Dark Heroine: Dinner With a Vampire by Abigail Gibbs

Morning, everyone! I'm a stop on the TLC tour for Abigail Gibbs's The Dark Heroine: Dinner With a Vampire this morning!

I feel like I'm a pretty big supporter of the idea of the new New Adult category. Personally I think its super unfair that readers generally have the option to read about teens or thirty+ adults and nothing in between. Abigail Gibbs's debut The Dark Heroine: Dinner With a Vampire is one of the first "New Adult" titles I'm seeing promoted so far. I'm sure there's a decent sized audience for this particular book but I'm not it. Oops.
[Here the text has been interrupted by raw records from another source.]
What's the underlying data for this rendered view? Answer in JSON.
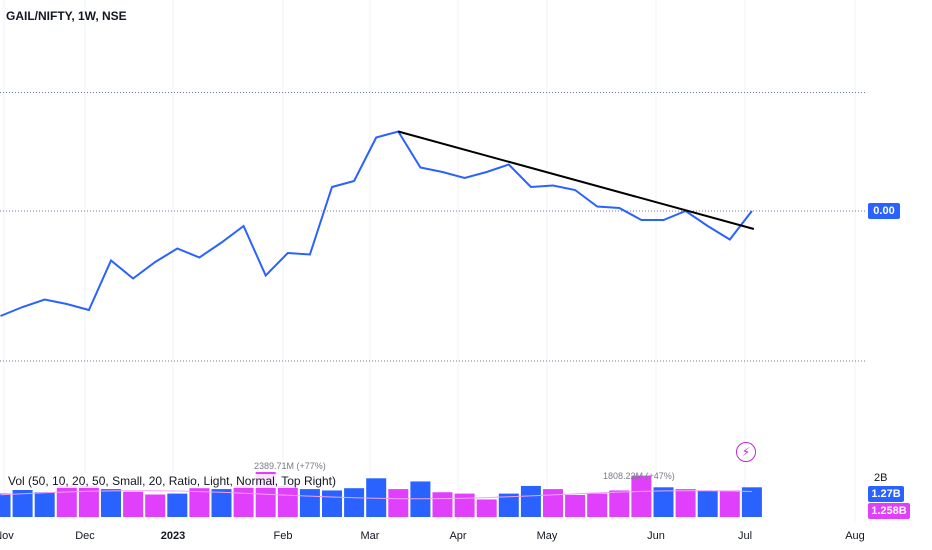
{
  "header": {
    "title": "GAIL/NIFTY, 1W, NSE"
  },
  "price_scale": {
    "last_value": "0.00"
  },
  "volume_legend": {
    "text": "Vol (50, 10, 20, 50, Small, 20, Ratio, Light, Normal, Top Right)"
  },
  "volume_scale": {
    "top_label": "2B",
    "current_blue": "1.27B",
    "current_pink": "1.258B"
  },
  "volume_notes": {
    "peak_right": "1808.22M (+47%)",
    "peak_left": "2389.71M (+77%)"
  },
  "time_axis": {
    "labels": [
      {
        "text": "Nov",
        "bold": false
      },
      {
        "text": "Dec",
        "bold": false
      },
      {
        "text": "2023",
        "bold": true
      },
      {
        "text": "Feb",
        "bold": false
      },
      {
        "text": "Mar",
        "bold": false
      },
      {
        "text": "Apr",
        "bold": false
      },
      {
        "text": "May",
        "bold": false
      },
      {
        "text": "Jun",
        "bold": false
      },
      {
        "text": "Jul",
        "bold": false
      },
      {
        "text": "Aug",
        "bold": false
      }
    ]
  },
  "colors": {
    "line": "#2962ff",
    "trendline": "#000000",
    "volume_up": "#2962ff",
    "volume_down": "#e040fb",
    "grid": "#d1d4dc",
    "dotted": "#6b7a99"
  },
  "chart_data": {
    "type": "line",
    "series_line": {
      "name": "",
      "x_week": [
        0,
        1,
        2,
        3,
        4,
        5,
        6,
        7,
        8,
        9,
        10,
        11,
        12,
        13,
        14,
        15,
        16,
        17,
        18,
        19,
        20,
        21,
        22,
        23,
        24,
        25,
        26,
        27,
        28,
        29,
        30,
        31,
        32,
        33,
        34
      ],
      "y": [
        -0.7,
        -0.64,
        -0.59,
        -0.62,
        -0.66,
        -0.33,
        -0.45,
        -0.34,
        -0.25,
        -0.31,
        -0.21,
        -0.1,
        -0.43,
        -0.28,
        -0.29,
        0.16,
        0.2,
        0.49,
        0.53,
        0.29,
        0.26,
        0.22,
        0.26,
        0.31,
        0.16,
        0.17,
        0.14,
        0.03,
        0.02,
        -0.06,
        -0.06,
        0.0,
        -0.1,
        -0.19,
        0.0
      ]
    },
    "trendline": {
      "from": {
        "x_week": 18,
        "y": 0.53
      },
      "to": {
        "x_week": 34,
        "y": -0.12
      }
    },
    "volume": {
      "relative": [
        0.52,
        0.6,
        0.55,
        0.69,
        0.69,
        0.62,
        0.56,
        0.5,
        0.52,
        0.64,
        0.62,
        0.69,
        1.0,
        0.69,
        0.62,
        0.59,
        0.64,
        0.86,
        0.62,
        0.79,
        0.55,
        0.52,
        0.39,
        0.52,
        0.69,
        0.62,
        0.49,
        0.52,
        0.59,
        0.92,
        0.66,
        0.62,
        0.59,
        0.59,
        0.66
      ],
      "color": [
        "blue",
        "blue",
        "blue",
        "pink",
        "pink",
        "blue",
        "pink",
        "pink",
        "blue",
        "pink",
        "blue",
        "pink",
        "pink",
        "pink",
        "blue",
        "blue",
        "blue",
        "blue",
        "pink",
        "blue",
        "pink",
        "pink",
        "pink",
        "blue",
        "blue",
        "pink",
        "pink",
        "pink",
        "pink",
        "pink",
        "blue",
        "pink",
        "blue",
        "pink",
        "blue"
      ]
    },
    "grid": false,
    "legend": "none"
  }
}
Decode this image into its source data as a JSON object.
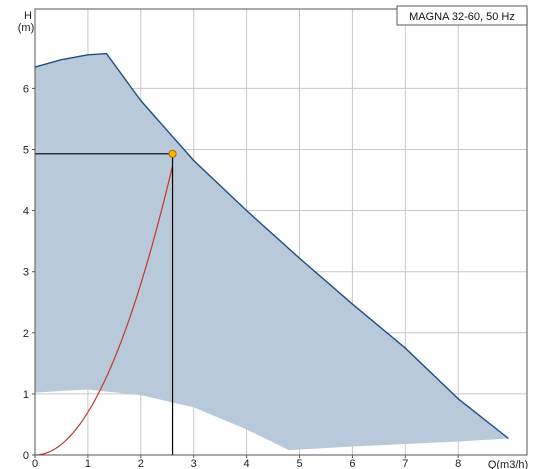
{
  "chart_data": {
    "type": "area",
    "title": "MAGNA 32-60, 50 Hz",
    "xlabel": "Q(m3/h)",
    "ylabel_line1": "H",
    "ylabel_line2": "(m)",
    "xlim": [
      0,
      9.3
    ],
    "ylim": [
      0,
      7.3
    ],
    "x_ticks": [
      0,
      1,
      2,
      3,
      4,
      5,
      6,
      7,
      8
    ],
    "y_ticks": [
      0,
      1,
      2,
      3,
      4,
      5,
      6
    ],
    "grid": true,
    "colors": {
      "operating_range_fill": "#b8c9da",
      "max_curve": "#1f4e85",
      "system_curve": "#c0392b",
      "duty_point": "#f5b800",
      "grid": "#c8c8c8",
      "guide_lines": "#000000"
    },
    "operating_range": {
      "max_curve": [
        {
          "x": 0,
          "y": 6.35
        },
        {
          "x": 0.5,
          "y": 6.47
        },
        {
          "x": 1.0,
          "y": 6.55
        },
        {
          "x": 1.35,
          "y": 6.57
        },
        {
          "x": 2.0,
          "y": 5.8
        },
        {
          "x": 3.0,
          "y": 4.82
        },
        {
          "x": 4.0,
          "y": 4.0
        },
        {
          "x": 5.0,
          "y": 3.22
        },
        {
          "x": 6.0,
          "y": 2.47
        },
        {
          "x": 7.0,
          "y": 1.75
        },
        {
          "x": 8.0,
          "y": 0.92
        },
        {
          "x": 8.95,
          "y": 0.27
        }
      ],
      "min_curve": [
        {
          "x": 8.95,
          "y": 0.27
        },
        {
          "x": 8.0,
          "y": 0.22
        },
        {
          "x": 6.0,
          "y": 0.14
        },
        {
          "x": 4.8,
          "y": 0.08
        },
        {
          "x": 4.0,
          "y": 0.42
        },
        {
          "x": 3.0,
          "y": 0.78
        },
        {
          "x": 2.0,
          "y": 0.98
        },
        {
          "x": 1.0,
          "y": 1.07
        },
        {
          "x": 0.5,
          "y": 1.05
        },
        {
          "x": 0,
          "y": 1.02
        }
      ]
    },
    "system_curve": {
      "k": 0.7,
      "x_end": 2.6
    },
    "duty_point": {
      "x": 2.6,
      "y": 4.93
    }
  }
}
Violet Lee was supposed to be meeting her friend at Trafalgar Square, instead she ended up witness to a massacre. She's discovered and kidnapped by the killers who just happen to be vampires -- and vampire royalty at that. Though she's a hostage, she's also under the protection of the royal family. Violet's father is a high ranking government official, one who's not a friend to the vampires, making Violet a pawn in a game of politics. As her time amongst them stretches on, she finds herself unable to resist an undeniable attraction to her captor, Prince Kaspar, though she'll fight it as long as she can.

It's admirable that not only has Gibbs (who's just begun university, if I read her bio correctly) has become so massively popular so quickly. She originally released Dinner With a Vampire on Wattpad and scored a six-figure publishing deal as a result. All while she's still a teen. That's huge! Unfortunately after the initial action of the beginning, the book started become overwhelmingly cheesy for my taste.

First, I had a hard time believing that Violet (or any girl who's supposed to be as stubborn as she appeared at first) would give in to Kaspar so easily. It would have been easier to believe her falling for Fabian but the love triangle then became a bit tedious considering.

I should point out, though, that the book is marketed as a romance and doesn't pretend to be otherwise. My own personal taste would lean to more of the prophecy and the dark heroine myth and less of the Kaspar/Violet/Fabian drama. It also became a bit hard not to draw Twilight comparison once the romance came into play.

For more stops on the tour be sure to check out the official TLC tour page here.

For more on the author, you can visit her on Wattpad and like her on Facebook. There's also a group page for Dinner With a Vampire on Facebook.

Rating: 2/5


3 comments:

As the Crowe Flies and Reads said...

I was just shelving this book in the store yesterday and wondering who its audience was. Now I know!

I'd like to see more discussion of the new NA category. I personally am not a fan of creating another reading category--I think there are lots of books out there featuring protags in their 20s. But most people I've talked about it with agree with me, so I'd like to see more of the opposing POV.

Becky LeJeune said...

So in this case the protag is 17 but the book is bit more steamy than a typical YA. I have sisters in this age group - the oldest younger sister will be 21 and the other two will be 19 - the older one definitely has complained about this gap in the market and I had a hard time finding things when I was a bookseller, too. I think I noticed the lack of older teen/younger 20s characters more in the other subgenres (paranormal especially).

Heather J @ TLC Book Tours said...

Darn, I'm sorry this book wasn't quite the right fit for you, but thanks for sharing your thoughts for the tour.